Ahead of season two’s debut this Sunday, Destructoid got the opportunity to check out the first four episodes. It’s not often we get to write about television shows that cover our medium, so of course I jumped at the chance to get an early look at the new season. I was pleased to hear that Halt and Catch Fire would tackle the creation of a gaming company during the ’80s, and I was even more impressed with how it’s turned out thus far.
Twenty months after the end of season one in 1985, the lead characters have essentially moved on from work on PCs and plan on striking out into something new. After the launch of the Giant, the PC they spent all of the first season building, Joe McMillan (Lee Pace) seeks to rebuild his life after ultimately compromising on his vision for what the future of computers could be, and realizing that his methods of success have harmed others. His number two, Gordon Clark (Scoot McNairy), struggles to find direction after departing Cardiff Electric, and Cameron Howe (Mackenzie Davis) and Donna Clarke (Kerry Bishé) have been hard at work on their new start-up company Mutiny, an online gaming network running on the Commodore 64 platform. With users paying a monthly fee to play multiple titles online with a community of gamers, they seek to expand the company and plan to change the way people seek entertainment and communicate with others.
Much like the last season, Halt and Catch Fire‘s attention to detail and faithfulness to the era is as strong as ever. Focusing on the early stages of the consumer version of what we now know as the Internet, there’s a lot of ground to cover for a start-up that deals with the state of online gaming. Though there were other (real) online PC services that offered gaming and many other functions around 1985 — such as Prodigy, CompuServe, and Quantum Link (now known as AOL) — the fictional Mutiny of HACF is a service that exclusively streams games to users. With such titles as Tank Battle, Checkers, Chess, and Backgammon serving as the basics, much of their attention towards game creation is focused on a title known as Parallax, a MUD (Multi User Dungeon) RPG series that spans multiple chapters.
Looking back, the 1980s was a strange time for games. With the console video game market in a crisis, arcades serving as a hub for social interaction and competitive gaming, and the home PC audience gradually expanding, it’s certainly a far cry from what we experience now in the present. What I really like from these episodes so far is that we’re seeing a sense of uncertainty during the time. Given that this is set post-video game console crash, games on cartridges are often regarded by characters as inferior to the offerings and potential of PC gaming. During one of my favorite scenes, the coders at Mutiny are discussing what game to work on next, with one of the new hires suggesting that they focus on technical innovation rather than game creation, as the former usually gives rise to the later.
It’s interesting to see a television series focus not only on game development, but the building of an online community during 1980s. Let alone doing it in a way that actually depicts realism, and quite frankly, honesty for what the gaming audience is all about. I watch a lot of television.
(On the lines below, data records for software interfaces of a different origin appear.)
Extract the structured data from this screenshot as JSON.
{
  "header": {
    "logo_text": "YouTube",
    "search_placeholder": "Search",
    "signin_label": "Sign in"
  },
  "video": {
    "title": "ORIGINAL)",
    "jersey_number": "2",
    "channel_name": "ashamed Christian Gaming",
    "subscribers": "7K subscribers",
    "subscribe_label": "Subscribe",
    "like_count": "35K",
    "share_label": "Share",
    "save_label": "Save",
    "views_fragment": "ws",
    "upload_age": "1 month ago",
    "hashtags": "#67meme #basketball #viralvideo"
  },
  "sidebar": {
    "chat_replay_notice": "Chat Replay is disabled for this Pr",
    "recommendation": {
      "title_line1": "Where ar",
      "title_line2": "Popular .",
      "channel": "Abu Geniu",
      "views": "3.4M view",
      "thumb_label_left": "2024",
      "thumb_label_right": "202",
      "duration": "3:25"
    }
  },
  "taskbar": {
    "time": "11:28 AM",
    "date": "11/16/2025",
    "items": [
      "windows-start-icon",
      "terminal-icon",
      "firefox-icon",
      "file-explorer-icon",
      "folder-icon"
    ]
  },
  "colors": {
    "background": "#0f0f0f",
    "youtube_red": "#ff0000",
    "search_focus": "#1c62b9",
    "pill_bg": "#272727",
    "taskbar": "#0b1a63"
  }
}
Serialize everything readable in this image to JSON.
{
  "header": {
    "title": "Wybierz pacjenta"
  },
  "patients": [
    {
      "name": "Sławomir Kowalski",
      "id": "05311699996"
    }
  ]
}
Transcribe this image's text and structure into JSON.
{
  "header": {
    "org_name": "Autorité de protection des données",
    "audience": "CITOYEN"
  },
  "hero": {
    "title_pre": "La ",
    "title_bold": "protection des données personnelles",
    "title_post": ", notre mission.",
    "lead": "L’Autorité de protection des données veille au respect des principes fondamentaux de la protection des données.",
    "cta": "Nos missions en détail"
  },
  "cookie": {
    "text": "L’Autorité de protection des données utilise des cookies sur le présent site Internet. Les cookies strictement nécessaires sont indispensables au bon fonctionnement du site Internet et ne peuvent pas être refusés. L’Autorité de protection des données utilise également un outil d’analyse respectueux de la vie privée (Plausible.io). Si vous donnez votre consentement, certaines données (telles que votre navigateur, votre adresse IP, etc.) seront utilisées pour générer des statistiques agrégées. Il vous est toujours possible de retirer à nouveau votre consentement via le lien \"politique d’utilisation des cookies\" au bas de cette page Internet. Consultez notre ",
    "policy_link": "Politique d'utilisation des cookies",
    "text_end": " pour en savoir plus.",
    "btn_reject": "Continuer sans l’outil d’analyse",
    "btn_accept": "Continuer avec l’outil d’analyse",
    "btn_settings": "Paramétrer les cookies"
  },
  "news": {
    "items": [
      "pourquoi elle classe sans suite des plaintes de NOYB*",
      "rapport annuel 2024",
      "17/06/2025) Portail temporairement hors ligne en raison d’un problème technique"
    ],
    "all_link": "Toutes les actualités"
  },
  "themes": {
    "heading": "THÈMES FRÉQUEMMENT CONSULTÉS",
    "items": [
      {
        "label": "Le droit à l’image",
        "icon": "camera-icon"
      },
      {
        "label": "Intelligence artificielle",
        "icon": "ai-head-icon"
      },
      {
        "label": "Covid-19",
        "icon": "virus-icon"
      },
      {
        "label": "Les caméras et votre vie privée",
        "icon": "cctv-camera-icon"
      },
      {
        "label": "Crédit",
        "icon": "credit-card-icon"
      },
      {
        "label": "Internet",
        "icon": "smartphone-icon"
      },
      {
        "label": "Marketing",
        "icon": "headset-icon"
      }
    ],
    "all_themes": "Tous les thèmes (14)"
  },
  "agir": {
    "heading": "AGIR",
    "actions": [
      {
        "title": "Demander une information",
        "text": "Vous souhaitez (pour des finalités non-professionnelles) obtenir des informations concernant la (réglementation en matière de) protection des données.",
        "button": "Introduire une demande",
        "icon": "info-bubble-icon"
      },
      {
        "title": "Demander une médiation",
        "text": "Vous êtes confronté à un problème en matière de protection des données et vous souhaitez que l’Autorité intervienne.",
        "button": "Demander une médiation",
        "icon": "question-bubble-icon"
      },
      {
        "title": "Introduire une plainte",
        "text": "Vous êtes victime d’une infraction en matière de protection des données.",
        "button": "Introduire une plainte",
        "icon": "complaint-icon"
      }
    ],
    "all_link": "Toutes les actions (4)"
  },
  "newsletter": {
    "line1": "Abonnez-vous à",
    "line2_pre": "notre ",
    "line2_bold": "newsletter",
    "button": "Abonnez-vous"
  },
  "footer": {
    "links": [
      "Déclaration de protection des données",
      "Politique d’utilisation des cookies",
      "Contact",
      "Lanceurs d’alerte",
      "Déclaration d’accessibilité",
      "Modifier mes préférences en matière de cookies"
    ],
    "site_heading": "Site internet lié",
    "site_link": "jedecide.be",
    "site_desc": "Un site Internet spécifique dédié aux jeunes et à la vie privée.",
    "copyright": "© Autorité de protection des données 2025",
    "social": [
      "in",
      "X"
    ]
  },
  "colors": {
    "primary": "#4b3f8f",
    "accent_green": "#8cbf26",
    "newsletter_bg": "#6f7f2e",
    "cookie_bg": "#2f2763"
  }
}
I’m quite used to seeing different programs spout out random catchphrases and obligatory references to popular games in order to connect with gamers. But the brilliant thing about Halt and Catch Fire is that it not only features characters who are hardcore gamers, but they use their passion as the fuel for their creative endeavors. And that is refreshing to see on a television series.
I was a big admirer of the first season, and though it felt a bit uneven and had some pacing issues, it definitely showed potential to become something great. And I can safely say that its potential is finally being realized in its second outing. I was impressed with the beginning of this season, and though I may be biased because it’s got a deep focus on gaming, I feel that the new change of scenery, and a new focus, has given the series a much needed rejuvenation. It sure feels much more energetic and hipper because of it.
If you haven’t seen the show yet, the first season is available now on Netflix, and its second season is set to debut May 31 on AMC. If you’re interested in the creation of technology, and hearing a bumping soundtrack to go along with it, then I highly recommend giving it a watch. Also, this series has by far the coolest TV intro ever. That alone is enough to deserve it your attention.